En conclusion, ils ont déjà fabriqué un mini trou noir au RHIC qui ne dispose "que" d’une puissance de 200 GeV (giga électron-volts). Imaginez un peu ce qu’il vont pouvoir faire en 2007 au LHC de 27 kilomètres de circonférence où ils vont pouvoir disposer d’une puissance de 14 TeV (téra électron-volts)!

D’ailleurs, tenez-vous bien, un des programmes de recherche prévu est le suivant: Are there extra dimensions, as predicted by various models inspired by string theory, and can we "see" them?

Je suis pas sûr qu’il va rester quelqu’un pour voir quoi que ce soit. Ca se discute.

dimanche, 08 janvier, 2006  
Blogger Luc said...

@ Patrick : En lisant ton lien sur l'article du CNRS concernant l'Observatoire Pierre Auger je lis :

Au cours des décennies écoulées, une demi-douzaine de détecteurs ont observé une vingtaine de rayons cosmiques dont les énergies atteignent ou dépassent 10^20 eV (électron-volts), c'est-à-dire plusieurs dizaines de joules ! Cette énergie (celle d'une balle de tennis servie par un champion ou un tir de penalty avec un ballon de football) est une énergie macroscopique, exceptionnelle pour une particule microscopique (rappelons que les énergies les plus élevées qu'on peut atteindre avec des accélérateurs sont un million de fois plus faibles). Selon nos connaissances présentes, aucun mécanisme astrophysique connu n'est capable d'accélérer des particules à de telles énergies.

Ils se demandent donc d'où vient ce "Rayon Zeta" qu'ils ont détectés une dizaine de fois seulement ...

Hé hé ...

J'ai la réponse : le rayon Zeta vient de la planète Rann, bien sûr ! Et moi, je sais ce qu'il se passe chaque fois que les scientifiques détectent un rayon Zeta !

dimanche, 08 janvier, 2006  
Blogger Jack said...

Ne vous faites pas de bile les enfants, s'ils créent un trou noir,vous serez transformés en purée de quark sans que vous vous rendiez compte de rien.

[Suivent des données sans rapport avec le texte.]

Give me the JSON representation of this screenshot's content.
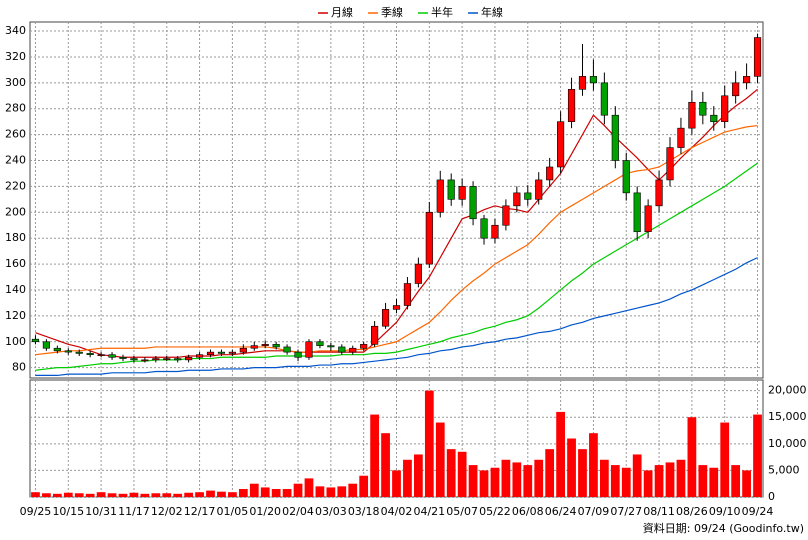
{
  "chart_data": [
    {
      "type": "candlestick",
      "legend": "top",
      "grid": true,
      "up_color": "#ff0000",
      "down_color": "#00a000",
      "categories": [
        "09/25",
        null,
        null,
        "10/15",
        null,
        null,
        "10/31",
        null,
        null,
        "11/17",
        null,
        null,
        "12/02",
        null,
        null,
        "12/17",
        null,
        null,
        "01/05",
        null,
        null,
        "01/20",
        null,
        null,
        "02/04",
        null,
        null,
        "03/03",
        null,
        null,
        "03/18",
        null,
        null,
        "04/02",
        null,
        null,
        "04/21",
        null,
        null,
        "05/07",
        null,
        null,
        "05/22",
        null,
        null,
        "06/08",
        null,
        null,
        "06/24",
        null,
        null,
        "07/09",
        null,
        null,
        "07/27",
        null,
        null,
        "08/11",
        null,
        null,
        "08/26",
        null,
        null,
        "09/10",
        null,
        null,
        "09/24"
      ],
      "open": [
        102,
        100,
        95,
        93,
        92,
        91,
        90,
        90,
        88,
        87,
        86,
        86,
        87,
        87,
        86,
        88,
        90,
        92,
        91,
        92,
        95,
        97,
        98,
        96,
        92,
        88,
        100,
        97,
        96,
        92,
        95,
        98,
        112,
        125,
        128,
        145,
        160,
        200,
        225,
        210,
        220,
        195,
        180,
        190,
        205,
        215,
        210,
        225,
        235,
        270,
        295,
        305,
        300,
        275,
        240,
        215,
        185,
        205,
        225,
        250,
        265,
        285,
        275,
        270,
        290,
        300,
        305
      ],
      "high": [
        105,
        102,
        97,
        95,
        94,
        93,
        92,
        92,
        90,
        89,
        88,
        89,
        89,
        89,
        90,
        92,
        94,
        94,
        94,
        98,
        100,
        101,
        100,
        98,
        94,
        102,
        102,
        99,
        98,
        97,
        100,
        116,
        130,
        133,
        150,
        165,
        208,
        232,
        230,
        226,
        224,
        198,
        195,
        210,
        220,
        221,
        231,
        242,
        278,
        304,
        330,
        318,
        308,
        282,
        246,
        220,
        210,
        232,
        258,
        273,
        294,
        293,
        282,
        298,
        309,
        315,
        338
      ],
      "low": [
        98,
        93,
        91,
        90,
        89,
        88,
        88,
        86,
        85,
        84,
        84,
        84,
        85,
        84,
        84,
        86,
        88,
        89,
        89,
        90,
        93,
        95,
        94,
        90,
        85,
        86,
        95,
        93,
        90,
        90,
        93,
        96,
        110,
        122,
        125,
        142,
        157,
        196,
        205,
        205,
        190,
        175,
        176,
        186,
        200,
        205,
        206,
        220,
        230,
        265,
        290,
        294,
        268,
        234,
        209,
        178,
        180,
        200,
        220,
        245,
        260,
        268,
        263,
        265,
        284,
        295,
        300
      ],
      "close": [
        100,
        95,
        93,
        92,
        91,
        90,
        90,
        88,
        87,
        86,
        86,
        87,
        87,
        86,
        88,
        90,
        92,
        91,
        92,
        95,
        97,
        98,
        96,
        92,
        88,
        100,
        97,
        96,
        92,
        95,
        98,
        112,
        125,
        128,
        145,
        160,
        200,
        225,
        210,
        220,
        195,
        180,
        190,
        205,
        215,
        210,
        225,
        235,
        270,
        295,
        305,
        300,
        275,
        240,
        215,
        185,
        205,
        225,
        250,
        265,
        285,
        275,
        270,
        290,
        300,
        305,
        335
      ],
      "series": [
        {
          "name": "月線",
          "color": "#cc0000",
          "values": [
            107,
            104,
            101,
            98,
            96,
            93,
            90,
            89,
            88,
            88,
            88,
            88,
            88,
            88,
            89,
            89,
            89,
            90,
            90,
            91,
            92,
            93,
            93,
            93,
            92,
            92,
            92,
            92,
            92,
            92,
            92,
            99,
            107,
            115,
            127,
            139,
            150,
            165,
            180,
            195,
            198,
            202,
            205,
            203,
            202,
            200,
            210,
            220,
            230,
            245,
            260,
            275,
            267,
            258,
            250,
            242,
            233,
            225,
            233,
            242,
            250,
            258,
            267,
            275,
            282,
            288,
            295
          ]
        },
        {
          "name": "季線",
          "color": "#ff6600",
          "values": [
            90,
            91,
            92,
            93,
            93,
            94,
            95,
            95,
            95,
            95,
            95,
            96,
            96,
            96,
            96,
            96,
            96,
            96,
            96,
            96,
            96,
            96,
            95,
            93,
            92,
            92,
            93,
            93,
            93,
            94,
            94,
            96,
            98,
            100,
            105,
            110,
            115,
            123,
            132,
            140,
            147,
            153,
            160,
            165,
            170,
            175,
            183,
            192,
            200,
            205,
            210,
            215,
            220,
            225,
            230,
            232,
            233,
            235,
            240,
            245,
            250,
            254,
            258,
            262,
            264,
            266,
            267
          ]
        },
        {
          "name": "半年",
          "color": "#00cc00",
          "values": [
            78,
            79,
            80,
            80,
            81,
            82,
            83,
            83,
            84,
            85,
            85,
            86,
            86,
            86,
            87,
            87,
            87,
            88,
            88,
            88,
            88,
            88,
            89,
            89,
            89,
            89,
            89,
            89,
            90,
            90,
            90,
            91,
            91,
            92,
            94,
            96,
            98,
            100,
            103,
            105,
            107,
            110,
            112,
            115,
            117,
            120,
            126,
            133,
            140,
            147,
            153,
            160,
            165,
            170,
            175,
            180,
            185,
            190,
            195,
            200,
            205,
            210,
            215,
            220,
            226,
            232,
            238
          ]
        },
        {
          "name": "年線",
          "color": "#0055cc",
          "values": [
            74,
            74,
            74,
            75,
            75,
            75,
            75,
            76,
            76,
            76,
            76,
            77,
            77,
            77,
            78,
            78,
            78,
            79,
            79,
            79,
            80,
            80,
            80,
            81,
            81,
            81,
            82,
            82,
            83,
            83,
            84,
            85,
            86,
            87,
            88,
            90,
            91,
            93,
            94,
            96,
            97,
            99,
            100,
            102,
            103,
            105,
            107,
            108,
            110,
            113,
            115,
            118,
            120,
            122,
            124,
            126,
            128,
            130,
            133,
            137,
            140,
            144,
            148,
            152,
            156,
            161,
            165
          ]
        }
      ],
      "ylim": [
        72,
        347
      ],
      "yticks": [
        80,
        100,
        120,
        140,
        160,
        180,
        200,
        220,
        240,
        260,
        280,
        300,
        320,
        340
      ]
    },
    {
      "type": "bar",
      "color": "#ff0000",
      "grid": true,
      "values": [
        900,
        700,
        600,
        800,
        700,
        600,
        900,
        700,
        600,
        800,
        600,
        700,
        700,
        600,
        800,
        900,
        1200,
        1000,
        900,
        1500,
        2500,
        1800,
        1500,
        1500,
        2500,
        3500,
        2000,
        1800,
        2000,
        2500,
        4000,
        15500,
        12000,
        5000,
        7000,
        8000,
        20000,
        14000,
        9000,
        8500,
        6000,
        5000,
        5500,
        7000,
        6500,
        6000,
        7000,
        9000,
        16000,
        11000,
        9000,
        12000,
        7000,
        6000,
        5500,
        8000,
        5000,
        6000,
        6500,
        7000,
        15000,
        6000,
        5500,
        14000,
        6000,
        5000,
        15500
      ],
      "ylim": [
        0,
        22000
      ],
      "yticks": [
        0,
        {
          "value": 5000,
          "label": "5,000"
        },
        {
          "value": 10000,
          "label": "10,000"
        },
        {
          "value": 15000,
          "label": "15,000"
        },
        {
          "value": 20000,
          "label": "20,000"
        }
      ]
    }
  ],
  "footer": "資料日期: 09/24 (Goodinfo.tw)"
}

dimanche, 08 janvier, 2006  
Anonymous Anonyme said...

Il est vraiment étrange que l'on dise que les étoiles a quark s donnent un trou noir, car le modèle affirmant de l'existence des trous noirs affirme aussi que l'univers n'a ni énergie, ni pression, ni matière, ni température! hors il y tout cela! donc soit on existe pas et les trous noirs existent, soient les trous noirs existent et nous on existe pas. il faudra revoir totalement notre modèle de l'univers, si l'on veut que ça marche.